Shell blamed lower crude oil prices and dampened output for a tumble in profits, as depressed prices and a raft of charges cancelled out most of the world's second largest oil company's favourable refining margins.
Shell posted a current cost of supply (CCS) net profit of $6.1bn (£3.8bn), down from $7.2 billion the previous year and shy of analysts' forecasts of around $6.3bn.
Stripping out the charges for UK tax changes, US gas prices and other factors, which include charges from upstream earnings, the bottom line came in at $6.6bn, down 6 percent from last year.
"Our earnings were driven by lower oil and gas prices, and lower chemicals margins, which offset the benefits of our operating performance, underlying growth in oil and gas production, and higher results in Integrated Gas and Oil Products," says Peter Voser, CEO of Royal Dutch Shell.
"We continue to refresh our portfolio, launching new oil and gas developments, making new exploration discoveries, purchasing new liquids-rich shale acreage and increasing our positions in oil and gas fields where we can add value with our innovation and scale. We are also continuing with our capital efficiency drive, selling down positions where others can add more value. We have announced around $6 billion of acquisitions and new acreage and also around $6 billion of asset sales in 2012, which will better position Shell for growth," he adds.

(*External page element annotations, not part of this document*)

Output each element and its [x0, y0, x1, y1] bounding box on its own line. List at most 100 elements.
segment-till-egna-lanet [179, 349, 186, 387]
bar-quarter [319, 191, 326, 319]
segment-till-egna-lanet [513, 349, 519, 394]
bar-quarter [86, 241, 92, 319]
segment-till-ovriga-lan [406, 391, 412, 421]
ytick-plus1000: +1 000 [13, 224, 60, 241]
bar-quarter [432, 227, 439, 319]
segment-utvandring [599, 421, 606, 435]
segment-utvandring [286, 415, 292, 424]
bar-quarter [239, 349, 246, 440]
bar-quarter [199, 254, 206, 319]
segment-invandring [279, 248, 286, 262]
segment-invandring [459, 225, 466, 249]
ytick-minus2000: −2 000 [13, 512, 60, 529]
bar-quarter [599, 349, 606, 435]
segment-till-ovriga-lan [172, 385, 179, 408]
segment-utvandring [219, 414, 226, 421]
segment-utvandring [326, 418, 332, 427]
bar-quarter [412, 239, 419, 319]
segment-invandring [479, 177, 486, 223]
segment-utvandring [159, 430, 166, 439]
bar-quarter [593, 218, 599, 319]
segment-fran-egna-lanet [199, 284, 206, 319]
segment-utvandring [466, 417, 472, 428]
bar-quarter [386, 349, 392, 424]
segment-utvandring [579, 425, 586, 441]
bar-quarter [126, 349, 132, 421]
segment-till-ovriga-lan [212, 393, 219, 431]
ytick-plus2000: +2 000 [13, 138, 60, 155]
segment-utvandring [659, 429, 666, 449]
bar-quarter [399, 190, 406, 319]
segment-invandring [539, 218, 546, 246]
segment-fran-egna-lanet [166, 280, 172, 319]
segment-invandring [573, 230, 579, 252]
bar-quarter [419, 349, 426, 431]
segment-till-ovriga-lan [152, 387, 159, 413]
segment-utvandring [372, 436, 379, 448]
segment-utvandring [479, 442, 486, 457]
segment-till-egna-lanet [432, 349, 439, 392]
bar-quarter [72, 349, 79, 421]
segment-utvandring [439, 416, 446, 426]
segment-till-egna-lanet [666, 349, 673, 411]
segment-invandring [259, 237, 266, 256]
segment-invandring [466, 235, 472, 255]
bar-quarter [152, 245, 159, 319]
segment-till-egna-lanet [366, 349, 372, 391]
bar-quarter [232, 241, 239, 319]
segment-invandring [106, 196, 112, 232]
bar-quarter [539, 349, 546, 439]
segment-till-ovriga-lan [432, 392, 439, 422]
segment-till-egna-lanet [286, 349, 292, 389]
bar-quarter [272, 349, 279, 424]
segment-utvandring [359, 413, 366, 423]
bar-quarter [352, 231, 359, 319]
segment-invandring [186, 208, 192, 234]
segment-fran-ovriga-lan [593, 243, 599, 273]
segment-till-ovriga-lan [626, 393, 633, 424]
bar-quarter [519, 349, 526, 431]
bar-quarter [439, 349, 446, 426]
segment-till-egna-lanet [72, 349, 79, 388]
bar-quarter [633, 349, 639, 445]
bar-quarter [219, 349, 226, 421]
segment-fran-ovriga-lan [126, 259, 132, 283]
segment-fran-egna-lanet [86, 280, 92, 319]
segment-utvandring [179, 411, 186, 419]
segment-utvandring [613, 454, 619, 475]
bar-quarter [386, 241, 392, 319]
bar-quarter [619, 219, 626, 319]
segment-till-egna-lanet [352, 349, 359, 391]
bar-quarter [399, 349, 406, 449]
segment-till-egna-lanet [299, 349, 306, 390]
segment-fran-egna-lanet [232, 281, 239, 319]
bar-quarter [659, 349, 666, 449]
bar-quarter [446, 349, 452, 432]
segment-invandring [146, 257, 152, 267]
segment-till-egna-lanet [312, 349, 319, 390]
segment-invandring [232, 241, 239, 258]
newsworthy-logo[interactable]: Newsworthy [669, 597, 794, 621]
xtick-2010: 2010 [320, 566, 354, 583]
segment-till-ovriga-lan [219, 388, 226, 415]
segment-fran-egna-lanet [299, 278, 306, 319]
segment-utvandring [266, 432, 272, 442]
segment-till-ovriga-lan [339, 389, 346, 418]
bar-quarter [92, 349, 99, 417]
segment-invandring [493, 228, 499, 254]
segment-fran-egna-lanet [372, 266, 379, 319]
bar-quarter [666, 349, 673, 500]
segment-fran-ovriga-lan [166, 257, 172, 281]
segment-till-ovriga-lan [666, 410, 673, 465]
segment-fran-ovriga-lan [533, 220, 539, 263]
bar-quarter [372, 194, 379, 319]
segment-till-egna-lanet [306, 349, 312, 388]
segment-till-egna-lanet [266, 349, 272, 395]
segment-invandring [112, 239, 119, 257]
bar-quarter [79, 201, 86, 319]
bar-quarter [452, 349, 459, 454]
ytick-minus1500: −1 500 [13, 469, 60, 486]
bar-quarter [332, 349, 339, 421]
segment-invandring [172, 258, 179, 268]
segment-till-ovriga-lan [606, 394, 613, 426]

Force majeures in Nigerian oil production due to security breaches contributed to a fall in global liquids production of 5 percent, while gas output fell 4 percent.
Although cash flow from operating activities for the third quarter 2012 was $9.5bn, compared with $11.6bn in the same quarter last year, Shell kept dividends steady at $0.43, unchanged from the second quarter and against $0.42 a year ago.
Shell stocks traded were little changed in the opening minutes of London trading, rising around 0.7 percent to 2,139.50p. The stock is down around 9.8 percent so far this year.